The study showed that tumor cell growth rates decreased by 22 percent and PSA levels were 77 percent lower in the group receiving a healthier balance of fatty acids compared with the group that received predominantly omega-6 fatty acids.

The most likely mechanism for the tumor reductions, according to researchers, was due to an increase of the prostate tumor omega-3 fatty acids DHA and EPA and a lowering of the omega-6 acid known as arachidonic acid. These three fatty acids compete to be converted by cyclooxgenase enzymes (COX-1 and COX-2) into prostaglandins, which can become either pro-inflammatory and increase tumor growth, or anti-inflammatory and reduce growth.

 

The researchers found that pro-inflammatory prostaglandin (PGE-2) levels were 83 percent lower in tumors in the omega-3 group than in mice on the predominantly omega-6 fatty acid diet, demonstrating that higher levels of DHA and EPA may lead to development of more anti-inflammatory prostaglandins.

"This is one of the first studies showing changes in diet can impact the inflammatory response that may play a role in prostate cancer tumor growth," Aronson said. "We may be able to use EPA and DHA supplements while also reducing omega-6 fatty acids in the diet as a cancer prevention tool or possibly to reduce progression in men with prostate cancer."

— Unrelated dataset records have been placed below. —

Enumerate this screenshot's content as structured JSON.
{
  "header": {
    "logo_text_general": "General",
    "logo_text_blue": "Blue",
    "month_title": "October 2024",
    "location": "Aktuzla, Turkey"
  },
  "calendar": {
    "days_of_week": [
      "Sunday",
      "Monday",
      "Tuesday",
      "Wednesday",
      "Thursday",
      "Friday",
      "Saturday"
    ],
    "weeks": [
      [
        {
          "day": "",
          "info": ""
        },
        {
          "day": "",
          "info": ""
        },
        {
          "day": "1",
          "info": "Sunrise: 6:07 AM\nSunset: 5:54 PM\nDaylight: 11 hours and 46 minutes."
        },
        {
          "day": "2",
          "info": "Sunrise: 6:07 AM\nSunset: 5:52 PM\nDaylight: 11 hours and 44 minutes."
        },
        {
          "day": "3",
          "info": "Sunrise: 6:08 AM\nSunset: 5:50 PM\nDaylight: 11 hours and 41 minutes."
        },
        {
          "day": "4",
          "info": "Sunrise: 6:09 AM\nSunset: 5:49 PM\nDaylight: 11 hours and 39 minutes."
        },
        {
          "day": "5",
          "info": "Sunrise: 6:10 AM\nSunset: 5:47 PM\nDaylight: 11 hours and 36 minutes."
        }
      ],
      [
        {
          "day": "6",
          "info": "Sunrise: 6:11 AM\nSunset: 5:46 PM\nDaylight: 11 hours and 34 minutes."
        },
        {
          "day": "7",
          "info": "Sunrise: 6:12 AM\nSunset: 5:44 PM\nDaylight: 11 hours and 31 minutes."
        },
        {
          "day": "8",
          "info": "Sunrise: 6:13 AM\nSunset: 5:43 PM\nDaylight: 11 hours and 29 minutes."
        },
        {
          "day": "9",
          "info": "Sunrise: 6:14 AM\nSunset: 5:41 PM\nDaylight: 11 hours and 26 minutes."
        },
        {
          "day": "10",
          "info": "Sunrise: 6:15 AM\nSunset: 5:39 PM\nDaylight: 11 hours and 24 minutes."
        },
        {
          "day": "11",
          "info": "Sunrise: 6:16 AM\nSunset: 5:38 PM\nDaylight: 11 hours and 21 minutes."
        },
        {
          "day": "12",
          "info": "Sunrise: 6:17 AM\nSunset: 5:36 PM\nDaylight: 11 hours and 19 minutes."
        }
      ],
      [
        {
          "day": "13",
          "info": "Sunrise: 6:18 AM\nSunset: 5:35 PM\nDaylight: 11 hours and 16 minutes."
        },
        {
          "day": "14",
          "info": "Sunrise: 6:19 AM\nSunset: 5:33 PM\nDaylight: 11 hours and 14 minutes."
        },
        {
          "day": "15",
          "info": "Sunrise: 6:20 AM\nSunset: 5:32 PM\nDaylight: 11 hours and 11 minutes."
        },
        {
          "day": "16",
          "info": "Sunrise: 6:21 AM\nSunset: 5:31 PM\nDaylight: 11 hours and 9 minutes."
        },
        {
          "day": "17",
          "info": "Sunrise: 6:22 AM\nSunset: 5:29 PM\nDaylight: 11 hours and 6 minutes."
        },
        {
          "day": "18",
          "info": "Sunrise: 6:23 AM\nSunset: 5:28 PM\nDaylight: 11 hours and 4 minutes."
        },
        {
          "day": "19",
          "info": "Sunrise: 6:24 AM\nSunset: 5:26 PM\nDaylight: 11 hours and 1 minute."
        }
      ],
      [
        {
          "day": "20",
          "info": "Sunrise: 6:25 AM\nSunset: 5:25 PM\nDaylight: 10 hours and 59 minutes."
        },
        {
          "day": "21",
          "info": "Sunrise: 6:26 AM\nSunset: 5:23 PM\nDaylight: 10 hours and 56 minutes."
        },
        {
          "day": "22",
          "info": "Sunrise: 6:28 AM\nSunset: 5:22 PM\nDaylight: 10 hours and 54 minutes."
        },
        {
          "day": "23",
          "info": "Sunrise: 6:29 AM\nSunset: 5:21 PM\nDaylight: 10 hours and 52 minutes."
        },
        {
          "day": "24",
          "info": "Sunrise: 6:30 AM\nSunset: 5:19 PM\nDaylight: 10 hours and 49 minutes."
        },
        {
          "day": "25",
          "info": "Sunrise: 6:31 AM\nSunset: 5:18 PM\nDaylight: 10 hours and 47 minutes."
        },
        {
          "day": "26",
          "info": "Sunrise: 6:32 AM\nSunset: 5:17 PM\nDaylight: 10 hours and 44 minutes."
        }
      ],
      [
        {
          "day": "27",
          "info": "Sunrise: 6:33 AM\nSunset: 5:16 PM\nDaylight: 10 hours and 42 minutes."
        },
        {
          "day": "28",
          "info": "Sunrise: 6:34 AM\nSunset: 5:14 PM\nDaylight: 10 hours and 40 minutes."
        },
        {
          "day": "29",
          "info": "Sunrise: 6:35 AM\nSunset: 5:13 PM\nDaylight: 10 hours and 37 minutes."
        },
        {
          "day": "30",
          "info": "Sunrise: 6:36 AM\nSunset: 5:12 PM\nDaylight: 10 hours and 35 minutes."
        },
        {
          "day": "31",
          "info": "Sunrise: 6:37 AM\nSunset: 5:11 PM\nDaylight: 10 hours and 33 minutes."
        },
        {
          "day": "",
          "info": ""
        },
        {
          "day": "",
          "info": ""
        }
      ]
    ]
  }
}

They are offering men a chance to join a clinical trial who are undergoing prostate removal due to cancer.  They want to compare the effects of a low-fat diet using omega-3 supplements. 

In addition, Aronson said that further study might show that COX-2 inhibitors or non-steroidal anti-inflammatories (NSAIDS) combined with omega-3 supplements also may lower the inflammatory response in prostate cancer development.